What do you know about British Sign Language (BSL)?
13th Dec 2013
It is traumatic enough being rushed to hospital in an emergency, but what if you couldn't understand the doctors talking to you about what was wrong – and you woke up after an operation still not knowing the full story?
British Sign Language (BSL) is the sign language used in the United Kingdom (UK), and is the first or preferred language of some deaf people in the UK; there are 125,000deaf adults in the UK who use BSL plus an estimated 20,000 children. In 2011 15,000 people, living in England and Wales, reported themselves using BSL as their main language. The language makes use of space and involves movement of the hands, body, face and head. Many thousands of people who are not deaf also use BSL, as hearing relatives of deaf people, sign language interpreters or as a result of other contact with the British deaf community.
Relationships with other sign languages
BSL is also distinct from Irish Sign Language (ISL) (ISG in the ISO system) which is more closely related to French Sign Language (LSF) and ASL.

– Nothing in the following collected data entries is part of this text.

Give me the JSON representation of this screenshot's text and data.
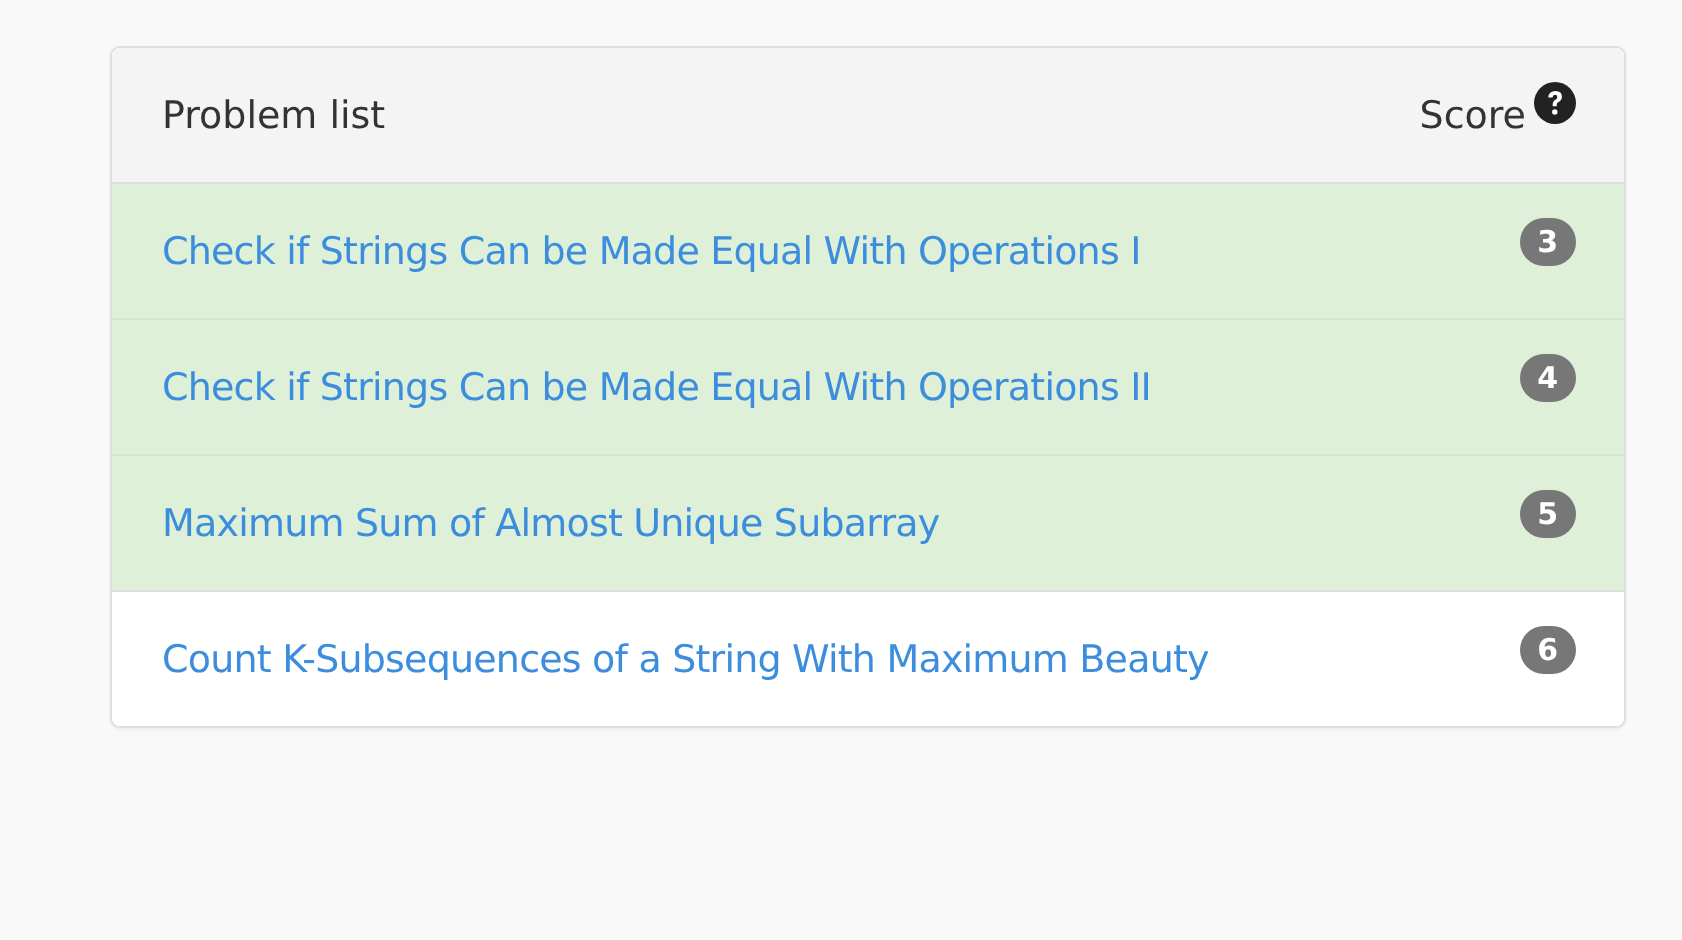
{
  "header": {
    "title": "Problem list",
    "score_label": "Score"
  },
  "problems": [
    {
      "title": "Check if Strings Can be Made Equal With Operations I",
      "score": "3",
      "solved": true
    },
    {
      "title": "Check if Strings Can be Made Equal With Operations II",
      "score": "4",
      "solved": true
    },
    {
      "title": "Maximum Sum of Almost Unique Subarray",
      "score": "5",
      "solved": true
    },
    {
      "title": "Count K-Subsequences of a String With Maximum Beauty",
      "score": "6",
      "solved": false
    }
  ]
}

Learning British Sign Language.
British Sign Language can be learned throughout the UK and three examination systems exist. Courses are provided by community colleges, local centres for deaf people and private organisations. Most tutors are native users of sign language and hold a relevant teaching qualification.

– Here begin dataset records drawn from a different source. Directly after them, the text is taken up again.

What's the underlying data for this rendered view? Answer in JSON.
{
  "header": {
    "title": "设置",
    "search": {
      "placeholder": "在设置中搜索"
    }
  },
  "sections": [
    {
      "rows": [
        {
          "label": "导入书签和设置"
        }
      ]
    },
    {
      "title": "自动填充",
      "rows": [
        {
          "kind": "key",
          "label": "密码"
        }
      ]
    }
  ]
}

Signature excellence in communication with deaf people is accredited by the Qualifications and Curriculum Authority (QCA) and provides awards at the following levels:
· Level I – Elementary
· Level II – Intermediate
· Level III/ NVQ 3 – Advanced
· NVQ Level 6 – Required as part of the NVQ Level 6 BSL/English Interpreting. (This qualification was formerly called NVQ Level 4)
Becoming a BSL / English interpreter
Deaf Studies courses with specific streams for sign language interpreting exist at several British universities. Course entry requirements vary from no previous knowledge of BSL to NVQ level 6 BSL (or equivalent). Courses are often mapped against Signature's (previously CACDP) language qualifications and/or the National Occupational Standards for Interpreting; mapping ensures completion of a course gives eligibility to register with the National Registers of Communication Professionals with Deaf and Deafblind People (the NRCPD)
Interpreters may apply for the status of "Junior Trainee Interpreter" after completing the Level III/ NVQ 3 BSL assessment (they must also be enrolled on a recognised interpreter training programme, have completed some initial training and have professional indemnity insurance to register). They may then undertake work in restricted settings. Once registered with an approved course and having demonstrated their BSL is NVQ 4 standard interpreters are then eligible for the "Trainee Interpreter" title and can work in a wider variety of settings.